最近では、湘南動物プロダクションのホワイトライオンの赤ちゃんの映像に、ミルクが映っていたことがありました。そこで、「どのように使っていただいていますか」と伺ってみたところ、「猫用と犬用のミルクを混ぜて使っている」などの秘話をお聞きできました。このような声も開発の参考にさせてもらっています。

正直なお話しをすると、使用対象がニッチで販売できる数も限られているため、利益が見込める製品ではありません。しかし、多くの動物園・水族館で愛用いただいている商品ですので、販売していることに大きな意義を感じています。
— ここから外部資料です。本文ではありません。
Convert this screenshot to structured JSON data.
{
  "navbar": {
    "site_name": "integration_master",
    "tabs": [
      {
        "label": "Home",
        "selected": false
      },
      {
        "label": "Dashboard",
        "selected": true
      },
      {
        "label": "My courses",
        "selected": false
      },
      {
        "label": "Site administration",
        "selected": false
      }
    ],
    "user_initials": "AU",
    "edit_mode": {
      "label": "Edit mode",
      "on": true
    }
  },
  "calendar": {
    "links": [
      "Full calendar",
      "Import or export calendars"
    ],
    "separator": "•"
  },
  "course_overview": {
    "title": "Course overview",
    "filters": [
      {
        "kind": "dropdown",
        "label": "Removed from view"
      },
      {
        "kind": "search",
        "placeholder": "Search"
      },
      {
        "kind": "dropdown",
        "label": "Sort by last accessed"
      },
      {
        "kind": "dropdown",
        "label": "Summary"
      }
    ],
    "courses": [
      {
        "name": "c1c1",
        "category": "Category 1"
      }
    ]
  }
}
これからも、製品の改良や、ロット数や原材料など生産面での調整を重ねながら、長く販売を続けていきたいですね。

動物園・水族館に行く人にメッセージ

動物園・水族館によっては「バックヤードツアー」を開催しているので、ぜひ参加してほしいですね。動物の赤ちゃんや、特別な健康管理を必要としている動物などが、展示場の裏側でどのようなお世話をされているのかが見られて、とても貴重な経験になると思います。そして、もし森乳サンワールドの製品が使われているのを見つけたら、この記事のお話を思い出してもらえると嬉しいです。

田中智弘(たなか・ともひろ)
和歌山県出身。2007年森永乳業入社。工場勤務を経た後、シールド乳酸菌、大人向けの粉ミルク「ミルク生活」などの研究開発に携わる。幼少期にアドベンチャーワールドに通った体験から、パンダミルクを扱う、森永乳業のペットフード部門である森乳サンワールドに興味をもち、2020年に同社に出向、現在に至る。